Trump's poll denialism appears to be getting worse. That should probably concern his supporters.

Three major national polls have been released over the last few days, gauging public attitudes on Donald Trump's impeachment, and the similarities in the data paint a fairly consistent picture.

There's one ...

49% of Americans now say they support impeaching Trump and removing him from office, a new NBC News/WSJ poll finds. 46% do not. That's a reversal from a month ago, when the survey found the numbers essentially flipped.

... there's another ...

As the House moves to a new, more public phase of its impeachment inquiry, the country is sharply divided along partisan lines over whether President Trump should be impeached and removed from office, according to a Washington Post-ABC News poll. The poll finds that 49 percent of Americans say the president should be impeached and removed from office, while 47 percent say he should not.

... and there's one more.

Nearly half of voters want President Trump impeached and removed from office, according to a new Fox News Poll.... Forty-nine percent want Trump impeached and removed from office, 4 percent say he should be impeached but not removed, and 41 percent oppose impeaching Trump. That's about where things stood in early October....

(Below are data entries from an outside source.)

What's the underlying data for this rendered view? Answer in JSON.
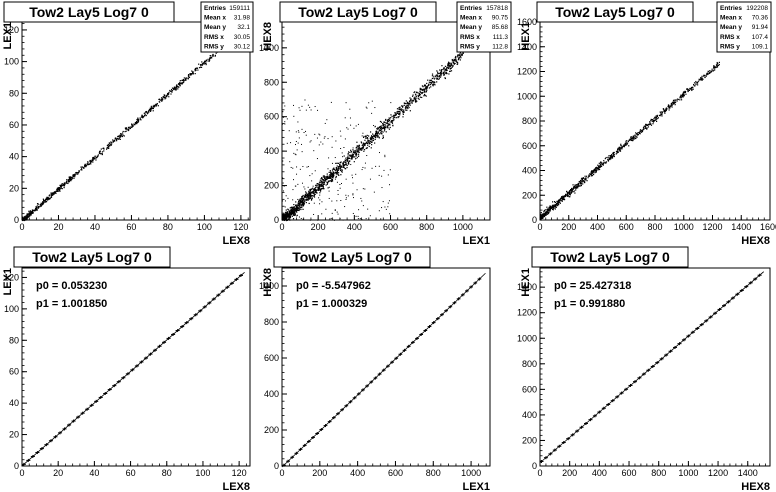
{
  "colors": {
    "background": "#ffffff",
    "frame": "#000000",
    "markers": "#000000"
  },
  "panels": [
    {
      "title": "Tow2 Lay5 Log7 0",
      "stats": [
        [
          "Entries",
          "159111"
        ],
        [
          "Mean x",
          "31.98"
        ],
        [
          "Mean y",
          "32.1"
        ],
        [
          "RMS x",
          "30.05"
        ],
        [
          "RMS y",
          "30.12"
        ]
      ],
      "fit_labels": []
    },
    {
      "title": "Tow2 Lay5 Log7 0",
      "stats": [
        [
          "Entries",
          "157818"
        ],
        [
          "Mean x",
          "90.75"
        ],
        [
          "Mean y",
          "85.68"
        ],
        [
          "RMS x",
          "111.3"
        ],
        [
          "RMS y",
          "112.8"
        ]
      ],
      "fit_labels": []
    },
    {
      "title": "Tow2 Lay5 Log7 0",
      "stats": [
        [
          "Entries",
          "192208"
        ],
        [
          "Mean x",
          "70.36"
        ],
        [
          "Mean y",
          "91.94"
        ],
        [
          "RMS x",
          "107.4"
        ],
        [
          "RMS y",
          "109.1"
        ]
      ],
      "fit_labels": []
    },
    {
      "title": "Tow2 Lay5 Log7 0",
      "stats": [],
      "fit_labels": [
        "p0 = 0.053230",
        "p1 = 1.001850"
      ]
    },
    {
      "title": "Tow2 Lay5 Log7 0",
      "stats": [],
      "fit_labels": [
        "p0 = -5.547962",
        "p1 = 1.000329"
      ]
    },
    {
      "title": "Tow2 Lay5 Log7 0",
      "stats": [],
      "fit_labels": [
        "p0 = 25.427318",
        "p1 = 0.991880"
      ]
    }
  ],
  "chart_data": [
    {
      "type": "scatter",
      "title": "Tow2 Lay5 Log7 0",
      "xlabel": "LEX8",
      "ylabel": "LEX1",
      "xlim": [
        0,
        125
      ],
      "ylim": [
        0,
        125
      ],
      "xticks": [
        0,
        20,
        40,
        60,
        80,
        100,
        120
      ],
      "yticks": [
        0,
        20,
        40,
        60,
        80,
        100,
        120
      ],
      "series": [
        {
          "slope": 1.0,
          "intercept": 0.0,
          "xmin": 0,
          "xmax": 125,
          "spread": 0.8
        }
      ]
    },
    {
      "type": "scatter",
      "title": "Tow2 Lay5 Log7 0",
      "xlabel": "LEX1",
      "ylabel": "HEX8",
      "xlim": [
        0,
        1150
      ],
      "ylim": [
        0,
        1150
      ],
      "xticks": [
        0,
        200,
        400,
        600,
        800,
        1000
      ],
      "yticks": [
        0,
        200,
        400,
        600,
        800,
        1000
      ],
      "series": [
        {
          "slope": 0.97,
          "intercept": 0,
          "xmin": 0,
          "xmax": 1000,
          "spread": 18,
          "outlier_region": [
            0,
            600,
            0,
            700
          ]
        }
      ]
    },
    {
      "type": "scatter",
      "title": "Tow2 Lay5 Log7 0",
      "xlabel": "HEX8",
      "ylabel": "HEX1",
      "xlim": [
        0,
        1600
      ],
      "ylim": [
        0,
        1600
      ],
      "xticks": [
        0,
        200,
        400,
        600,
        800,
        1000,
        1200,
        1400,
        1600
      ],
      "yticks": [
        0,
        200,
        400,
        600,
        800,
        1000,
        1200,
        1400,
        1600
      ],
      "series": [
        {
          "slope": 1.0,
          "intercept": 25,
          "xmin": 0,
          "xmax": 1250,
          "spread": 12
        }
      ]
    },
    {
      "type": "line",
      "title": "Tow2 Lay5 Log7 0",
      "xlabel": "LEX8",
      "ylabel": "LEX1",
      "xlim": [
        0,
        126
      ],
      "ylim": [
        0,
        126
      ],
      "xticks": [
        0,
        20,
        40,
        60,
        80,
        100,
        120
      ],
      "yticks": [
        0,
        20,
        40,
        60,
        80,
        100,
        120
      ],
      "series": [
        {
          "fit_p0": 0.05323,
          "fit_p1": 1.00185,
          "profile_xmin": 1,
          "profile_xmax": 121,
          "profile_step": 2.5
        }
      ]
    },
    {
      "type": "line",
      "title": "Tow2 Lay5 Log7 0",
      "xlabel": "LEX1",
      "ylabel": "HEX8",
      "xlim": [
        0,
        1100
      ],
      "ylim": [
        0,
        1100
      ],
      "xticks": [
        0,
        200,
        400,
        600,
        800,
        1000
      ],
      "yticks": [
        0,
        200,
        400,
        600,
        800,
        1000
      ],
      "series": [
        {
          "fit_p0": -5.547962,
          "fit_p1": 1.000329,
          "profile_xmin": 10,
          "profile_xmax": 1060,
          "profile_step": 22
        }
      ]
    },
    {
      "type": "line",
      "title": "Tow2 Lay5 Log7 0",
      "xlabel": "HEX8",
      "ylabel": "HEX1",
      "xlim": [
        0,
        1550
      ],
      "ylim": [
        0,
        1550
      ],
      "xticks": [
        0,
        200,
        400,
        600,
        800,
        1000,
        1200,
        1400
      ],
      "yticks": [
        0,
        200,
        400,
        600,
        800,
        1000,
        1200,
        1400
      ],
      "series": [
        {
          "fit_p0": 25.427318,
          "fit_p1": 0.99188,
          "profile_xmin": 10,
          "profile_xmax": 1480,
          "profile_step": 30
        }
      ]
    }
  ]
}
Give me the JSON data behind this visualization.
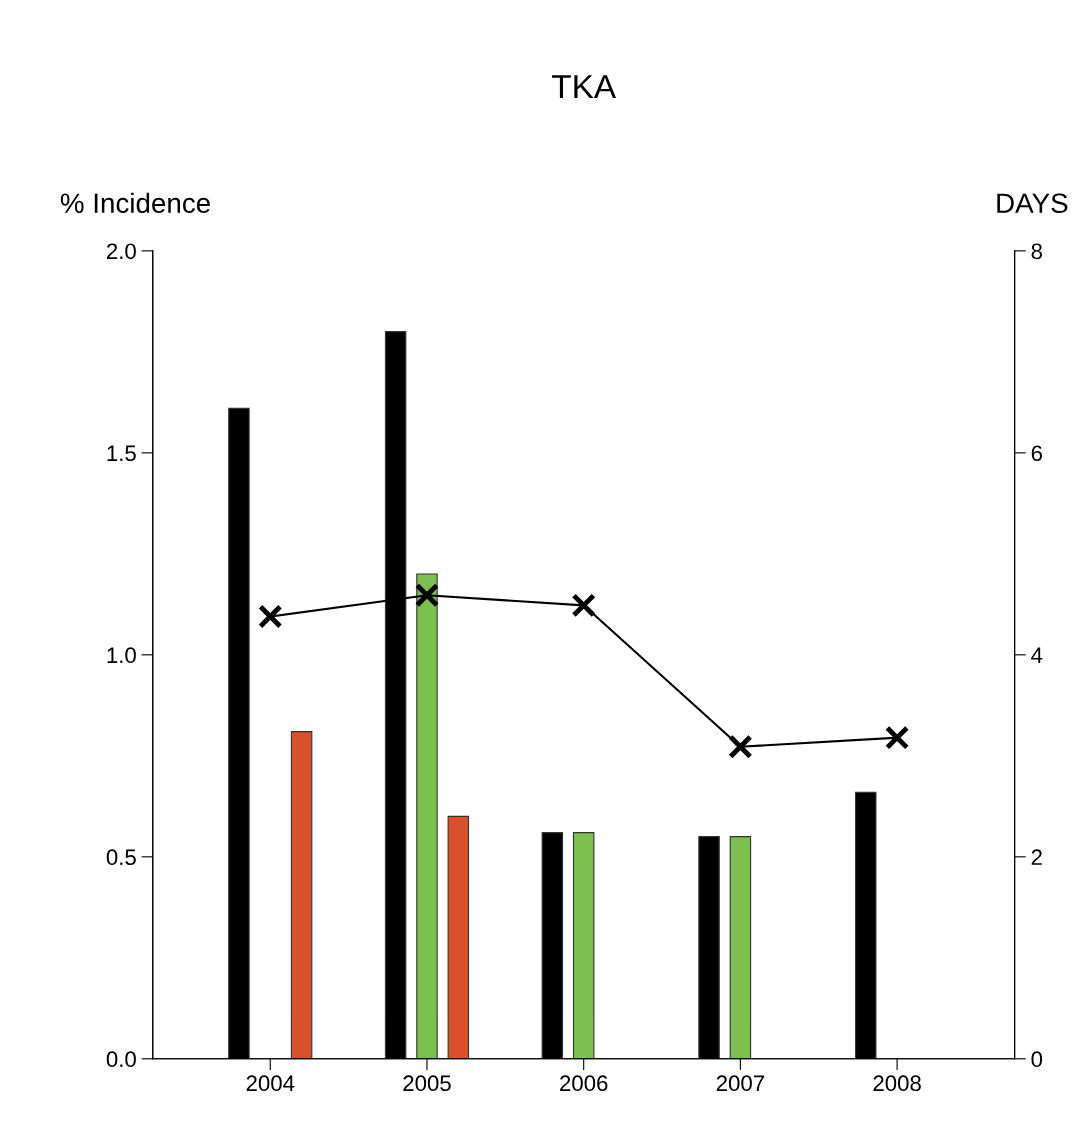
{
  "chart_data": {
    "type": "bar",
    "title": "TKA",
    "ylabel": "% Incidence",
    "y2label": "DAYS",
    "categories": [
      "2004",
      "2005",
      "2006",
      "2007",
      "2008"
    ],
    "series": [
      {
        "color": "#000000",
        "values": [
          1.61,
          1.8,
          0.56,
          0.55,
          0.66
        ]
      },
      {
        "color": "#7cc14f",
        "values": [
          null,
          1.2,
          0.56,
          0.55,
          null
        ]
      },
      {
        "color": "#d9512c",
        "values": [
          0.81,
          0.6,
          null,
          null,
          null
        ]
      },
      {
        "type": "line",
        "axis": "y2",
        "color": "#000000",
        "marker": "cross",
        "values": [
          4.38,
          4.59,
          4.49,
          3.09,
          3.18
        ]
      }
    ],
    "ylim": [
      0,
      2
    ],
    "yticks": [
      {
        "value": 0,
        "label": "0.0"
      },
      0.5,
      {
        "value": 1,
        "label": "1.0"
      },
      1.5,
      {
        "value": 2,
        "label": "2.0"
      }
    ],
    "y2lim": [
      0,
      8
    ],
    "y2ticks": [
      0,
      2,
      4,
      6,
      8
    ],
    "grid": false,
    "legend": false
  }
}
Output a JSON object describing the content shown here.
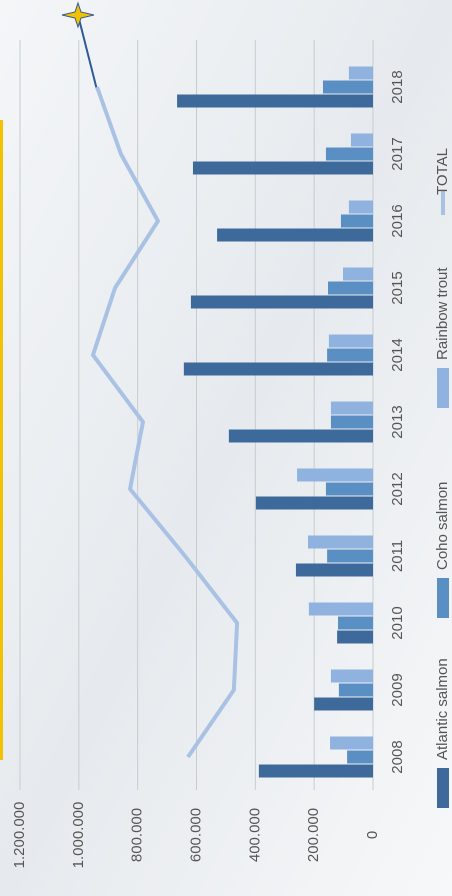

FiveThirtyEight maintains a report averaging all public impeachment polling, and as of this morning, it points to a 48.4% plurality of Americans supporting the president's impeachment. That's awfully close to the 49% support in each of the three national polls released over the last few days.

Trump recently tweeted that impeachment is so unpopular that Democrats "have a Death Wish" by even pursuing such an effort. The latest polling suggests otherwise.

But as it turns out, that's not all the president has to say on the matter. Consider this exchange between Trump and reporters on Sunday:

Q: Mr. President, according to several recent polls, more Americans want you to be impeached and removed from office than the number of Americans who don't.TRUMP: Well, you're reading the wrong polls. You're reading the wrong polls.Q: Fox News, Wall Street Journal, NBC, ABC, Washington Post -- all of those polls.TRUMP: You're read- -- let me just tell you, I have the real polls. I have the real polls.

The president eventually encouraged reporters to "look at the polls that came out this morning." In context, I'm still not sure what he was referring to: the polls that came out that morning were the ones showing a plurality of Americans supporting his impeachment and removal from office.

Regardless, what stood out for me was his reference to "real polls." We're apparently supposed to believe independent data from some of the nation's largest and most reliable pollsters are "wrong," while hidden survey results that tell Trump what he wants to hear are "real."

We recently discussed the president's commitment to poll denialism. It should concern his supporters that the problem appears to be getting worse.